Surgalla, a Sabres season-ticket holder for a number of years, said he has never had his beliefs challenged by a wing-toting Sabres fan. But Burke, who has been questioned at sporting events about his dietary preference, had to learn to accept the culture he thrusts himself into.

“I deal with it by basically assuming that if I go to a sporting event, I’m not going to be able to eat that much,” Burke said.

He said other fans don’t see him as legitimately engaged.

“I think they see me as not being a real sports fan because I’m not tailgating with beer and hot dogs,” he said. “I have my sort of alternative — bottled water and grilled vegetables. “You have to respect that at least I’m still a Bills fan and a Sabres fan.”

Learning process

Meanwhile, Robert J. Syracuse, owner of the Pizza Plant restaurants, doesn’t think that respect always extends to restaurant patrons with alternative eating habits. President of the WNY Chapter of the New York State Restaurant Association and a member of the board of directors for Buffalo First, Syracuse has been learning about vegetarianism since the 1970s when he met his wife, an “extreme vegetarian,” and took cooking lessons at a vegetarian co-op called the Greenfield Street Restaurant.

“We’ve found that there are a lot of places that think catering to a vegetarian, being sensitive to a vegetarian — those are two different things — is a salad,” Syracuse said. “That’s why we have tofu on the menu. That’s why we make our own soy sausage.”

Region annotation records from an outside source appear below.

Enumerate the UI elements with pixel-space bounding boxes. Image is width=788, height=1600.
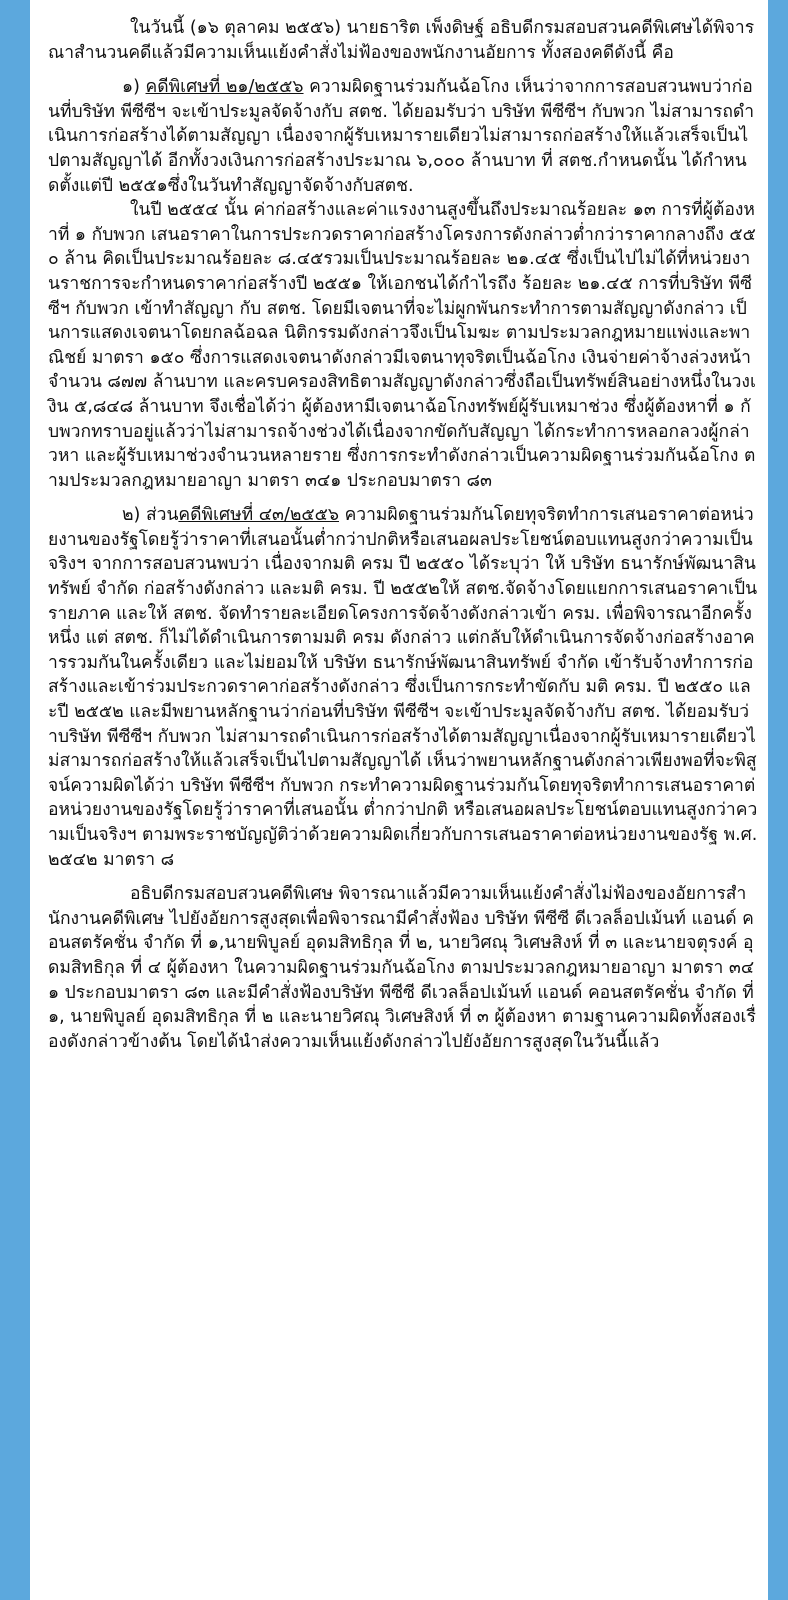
- case1-number: ๑): [122, 77, 140, 98]
- document-page: [30, 0, 768, 1600]
- conclusion-paragraph: อธิบดีกรมสอบสวนคดีพิเศษ พิจารณาแล้วมีความเห็นแย้งคำสั่งไม่ฟ้องของอัยการสำนักงานคดีพิเศษ ไปยังอัยการสูงสุดเพื่อพิจารณามีคำสั่งฟ้อง บริษัท พีซีซี ดีเวลล็อปเม้นท์ แอนด์ คอนสตรัคชั่น จำกัด ที่ ๑,นายพิบูลย์ อุดมสิทธิกุล ที่ ๒, นายวิศณุ วิเศษสิงห์ ที่ ๓ และนายจตุรงค์ อุดมสิทธิกุล ที่ ๔ ผู้ต้องหา ในความผิดฐานร่วมกันฉ้อโกง ตามประมวลกฎหมายอาญา มาตรา ๓๔๑ ประกอบมาตรา ๘๓ และมีคำสั่งฟ้องบริษัท พีซีซี ดีเวลล็อปเม้นท์ แอนด์ คอนสตรัคชั่น จำกัด ที่ ๑, นายพิบูลย์ อุดมสิทธิกุล ที่ ๒ และนายวิศณุ วิเศษสิงห์ ที่ ๓ ผู้ต้องหา ตามฐานความผิดทั้งสองเรื่องดังกล่าวข้างต้น โดยได้นำส่งความเห็นแย้งดังกล่าวไปยังอัยการสูงสุดในวันนี้แล้ว: [48, 884, 756, 1052]
- case2-paragraph: [48, 503, 758, 872]
- case1-paragraph-2: ในปี ๒๕๕๔ นั้น ค่าก่อสร้างและค่าแรงงานสูงขึ้นถึงประมาณร้อยละ ๑๓ การที่ผู้ต้องหาที่ ๑ กับพวก เสนอราคาในการประกวดราคาก่อสร้างโครงการดังกล่าวต่ำกว่าราคากลางถึง ๕๕๐ ล้าน คิดเป็นประมาณร้อยละ ๘.๔๕รวมเป็นประมาณร้อยละ ๒๑.๔๕ ซึ่งเป็นไปไม่ได้ที่หน่วยงานราชการจะกำหนดราคาก่อสร้างปี ๒๕๕๑ ให้เอกชนได้กำไรถึง ร้อยละ ๒๑.๔๕ การที่บริษัท พีซีซีฯ กับพวก เข้าทำสัญญา กับ สตช. โดยมีเจตนาที่จะไม่ผูกพันกระทำการตามสัญญาดังกล่าว เป็นการแสดงเจตนาโดยกลฉ้อฉล นิติกรรมดังกล่าวจึงเป็นโมฆะ ตามประมวลกฎหมายแพ่งและพาณิชย์ มาตรา ๑๕๐ ซึ่งการแสดงเจตนาดังกล่าวมีเจตนาทุจริตเป็นฉ้อโกง เงินจ่ายค่าจ้างล่วงหน้าจำนวน ๘๗๗ ล้านบาท และครบครองสิทธิตามสัญญาดังกล่าวซึ่งถือเป็นทรัพย์สินอย่างหนึ่งในวงเงิน ๕,๘๔๘ ล้านบาท จึงเชื่อได้ว่า ผู้ต้องหามีเจตนาฉ้อโกงทรัพย์ผู้รับเหมาช่วง ซึ่งผู้ต้องหาที่ ๑ กับพวกทราบอยู่แล้วว่าไม่สามารถจ้างช่วงได้เนื่องจากขัดกับสัญญา ได้กระทำการหลอกลวงผู้กล่าวหา และผู้รับเหมาช่วงจำนวนหลายราย ซึ่งการกระทำดังกล่าวเป็นความผิดฐานร่วมกันฉ้อโกง ตามประมวลกฎหมายอาญา มาตรา ๓๔๑ ประกอบมาตรา ๘๓: [48, 200, 756, 491]
- case2-title: คดีพิเศษที่ ๔๓/๒๕๕๖: [178, 505, 339, 526]
- case2-text: ความผิดฐานร่วมกันโดยทุจริตทำการเสนอราคาต่อหน่วยงานของรัฐโดยรู้ว่าราคาที่เสนอนั้นต่ำกว่าปกติหรือเสนอผลประโยชน์ตอบแทนสูงกว่าความเป็นจริงฯ จากการสอบสวนพบว่า เนื่องจากมติ ครม ปี ๒๕๕๐ ได้ระบุว่า ให้ บริษัท ธนารักษ์พัฒนาสินทรัพย์ จำกัด ก่อสร้างดังกล่าว และมติ ครม. ปี ๒๕๕๒ให้ สตช.จัดจ้างโดยแยกการเสนอราคาเป็นรายภาค และให้ สตช. จัดทำรายละเอียดโครงการจัดจ้างดังกล่าวเข้า ครม. เพื่อพิจารณาอีกครั้งหนึ่ง แต่ สตช. ก็ไม่ได้ดำเนินการตามมติ ครม ดังกล่าว แต่กลับให้ดำเนินการจัดจ้างก่อสร้างอาคารรวมกันในครั้งเดียว และไม่ยอมให้ บริษัท ธนารักษ์พัฒนาสินทรัพย์ จำกัด เข้ารับจ้างทำการก่อสร้างและเข้าร่วมประกวดราคาก่อสร้างดังกล่าว ซึ่งเป็นการกระทำขัดกับ มติ ครม. ปี ๒๕๕๐ และปี ๒๕๕๒ และมีพยานหลักฐานว่าก่อนที่บริษัท พีซีซีฯ จะเข้าประมูลจัดจ้างกับ สตช. ได้ยอมรับว่าบริษัท พีซีซีฯ กับพวก ไม่สามารถดำเนินการก่อสร้างได้ตามสัญญาเนื่องจากผู้รับเหมารายเดียวไม่สามารถก่อสร้างให้แล้วเสร็จเป็นไปตามสัญญาได้ เห็นว่าพยานหลักฐานดังกล่าวเพียงพอที่จะพิสูจน์ความผิดได้ว่า บริษัท พีซีซีฯ กับพวก กระทำความผิดฐานร่วมกันโดยทุจริตทำการเสนอราคาต่อหน่วยงานของรัฐโดยรู้ว่าราคาที่เสนอนั้น ต่ำกว่าปกติ หรือเสนอผลประโยชน์ตอบแทนสูงกว่าความเป็นจริงฯ ตามพระราชบัญญัติว่าด้วยความผิดเกี่ยวกับการเสนอราคาต่อหน่วยงานของรัฐ พ.ศ.๒๕๔๒ มาตรา ๘: [48, 505, 758, 870]
- case1-title: คดีพิเศษที่ ๒๑/๒๕๕๖: [145, 77, 304, 98]
- case2-lead: ส่วน: [140, 505, 179, 526]
- case1-paragraph: [48, 75, 758, 198]
- case1-text: ความผิดฐานร่วมกันฉ้อโกง เห็นว่าจากการสอบสวนพบว่าก่อนที่บริษัท พีซีซีฯ จะเข้าประมูลจัดจ้างกับ สตช. ได้ยอมรับว่า บริษัท พีซีซีฯ กับพวก ไม่สามารถดำเนินการก่อสร้างได้ตามสัญญา เนื่องจากผู้รับเหมารายเดียวไม่สามารถก่อสร้างให้แล้วเสร็จเป็นไปตามสัญญาได้ อีกทั้งวงเงินการก่อสร้างประมาณ ๖,๐๐๐ ล้านบาท ที่ สตช.กำหนดนั้น ได้กำหนดตั้งแต่ปี ๒๕๕๑ซึ่งในวันทำสัญญาจัดจ้างกับสตช.: [48, 77, 755, 196]
- case2-number: ๒): [122, 505, 141, 526]
- intro-paragraph: ในวันนี้ (๑๖ ตุลาคม ๒๕๕๖) นายธาริต เพ็งดิษฐ์ อธิบดีกรมสอบสวนคดีพิเศษได้พิจารณาสำนวนคดีแล้วมีความเห็นแย้งคำสั่งไม่ฟ้องของพนักงานอัยการ ทั้งสองคดีดังนี้ คือ: [48, 18, 755, 63]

Pizza Plant has a wide selection of vegetarian and vegan items on the menu — including vegan hot wings — distinctly marked by a carrot next to their description.

Local options

Luckily, Pizza Plant is not the only restaurant openly welcoming vegans and vegetarians. Burke suggested Amy’s Place at 3234 Main St. and both Surgalla and Syracuse mentioned Betty’s Restaurant at 370 Virginia St. All three named Elmwood and Allentown as places with particularly friendly climates for vegans and vegetarians.

Most places are not completely meat-free, but Burke thinks that’s fair.

“I’m not going to bother anybody about their lifestyle if they aren’t going to bother me about mine,” he said. “And I would hope that it would work the opposite way as well.”

Murphy said bigger cities, specifically naming Boston and parts of California, have a much broader array of restaurants and products geared toward vegetarians.

“Wegmans and Tops have vegetarian options but I think that there needs to be more stores, more restaurants,” she said. “But I think we are slowly moving toward that.”